In the short-term, bankers are hoping to free themselves of mundane box-ticking exercises. Reynolds expects the focus to be on “better written and fewer rules” as flaws within the likes of Mifid II, a sprawling set of financial rules, start to grate.
He says: “The fact that Mifid II contains 1.7m provisions says it all. No human being can carry that amount of rules in their head.
“It leads to risk by misdirecting energy. With simplification you get greater and more efficient compliance.”
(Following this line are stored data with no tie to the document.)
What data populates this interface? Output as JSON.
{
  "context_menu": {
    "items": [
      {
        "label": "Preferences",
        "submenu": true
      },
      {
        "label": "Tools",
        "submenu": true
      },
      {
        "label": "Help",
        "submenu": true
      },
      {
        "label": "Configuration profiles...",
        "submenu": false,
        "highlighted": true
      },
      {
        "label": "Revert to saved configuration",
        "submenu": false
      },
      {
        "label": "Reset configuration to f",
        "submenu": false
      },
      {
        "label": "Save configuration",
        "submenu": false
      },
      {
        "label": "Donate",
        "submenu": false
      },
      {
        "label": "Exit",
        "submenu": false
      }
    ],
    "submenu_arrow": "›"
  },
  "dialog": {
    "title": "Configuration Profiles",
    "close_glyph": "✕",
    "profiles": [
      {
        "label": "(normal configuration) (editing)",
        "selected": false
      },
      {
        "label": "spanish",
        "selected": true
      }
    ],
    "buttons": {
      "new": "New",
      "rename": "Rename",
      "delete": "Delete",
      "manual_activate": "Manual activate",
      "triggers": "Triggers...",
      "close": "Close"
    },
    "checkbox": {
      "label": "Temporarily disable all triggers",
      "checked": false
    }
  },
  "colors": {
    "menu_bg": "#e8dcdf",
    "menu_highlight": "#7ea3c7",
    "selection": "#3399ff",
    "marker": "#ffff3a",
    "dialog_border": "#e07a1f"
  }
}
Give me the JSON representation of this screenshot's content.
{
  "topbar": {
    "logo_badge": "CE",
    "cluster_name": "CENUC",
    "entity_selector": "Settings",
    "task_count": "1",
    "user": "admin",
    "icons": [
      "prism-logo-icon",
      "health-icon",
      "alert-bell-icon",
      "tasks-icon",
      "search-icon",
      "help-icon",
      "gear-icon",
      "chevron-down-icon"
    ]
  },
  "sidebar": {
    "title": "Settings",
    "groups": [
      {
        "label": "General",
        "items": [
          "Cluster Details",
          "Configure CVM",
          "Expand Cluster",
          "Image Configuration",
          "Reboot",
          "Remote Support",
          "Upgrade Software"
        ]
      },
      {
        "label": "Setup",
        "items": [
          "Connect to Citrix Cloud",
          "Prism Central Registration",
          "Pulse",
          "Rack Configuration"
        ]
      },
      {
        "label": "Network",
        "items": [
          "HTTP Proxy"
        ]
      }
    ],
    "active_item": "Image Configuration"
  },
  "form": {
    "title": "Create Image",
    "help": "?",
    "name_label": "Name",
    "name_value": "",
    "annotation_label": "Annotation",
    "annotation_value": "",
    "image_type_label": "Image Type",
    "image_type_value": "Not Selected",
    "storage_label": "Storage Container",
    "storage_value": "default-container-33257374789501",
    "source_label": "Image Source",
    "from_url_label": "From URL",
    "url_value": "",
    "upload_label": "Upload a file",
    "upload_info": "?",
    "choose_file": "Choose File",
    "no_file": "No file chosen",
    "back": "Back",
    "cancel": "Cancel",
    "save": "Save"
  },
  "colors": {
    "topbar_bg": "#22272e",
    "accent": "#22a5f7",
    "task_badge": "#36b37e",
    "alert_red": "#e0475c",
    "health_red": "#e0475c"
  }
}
The City is getting its house in order just as confidence in the UK is rebounding. An annual survey of chief executives conducted by PwC last month found that it is now the fourth most promising market for growth, with only the US, China and Germany ranked higher. After a difficult period leading up to the UK’s exit from the EU, weary finance executives do not want any post-Brexit opportunities to go to waste.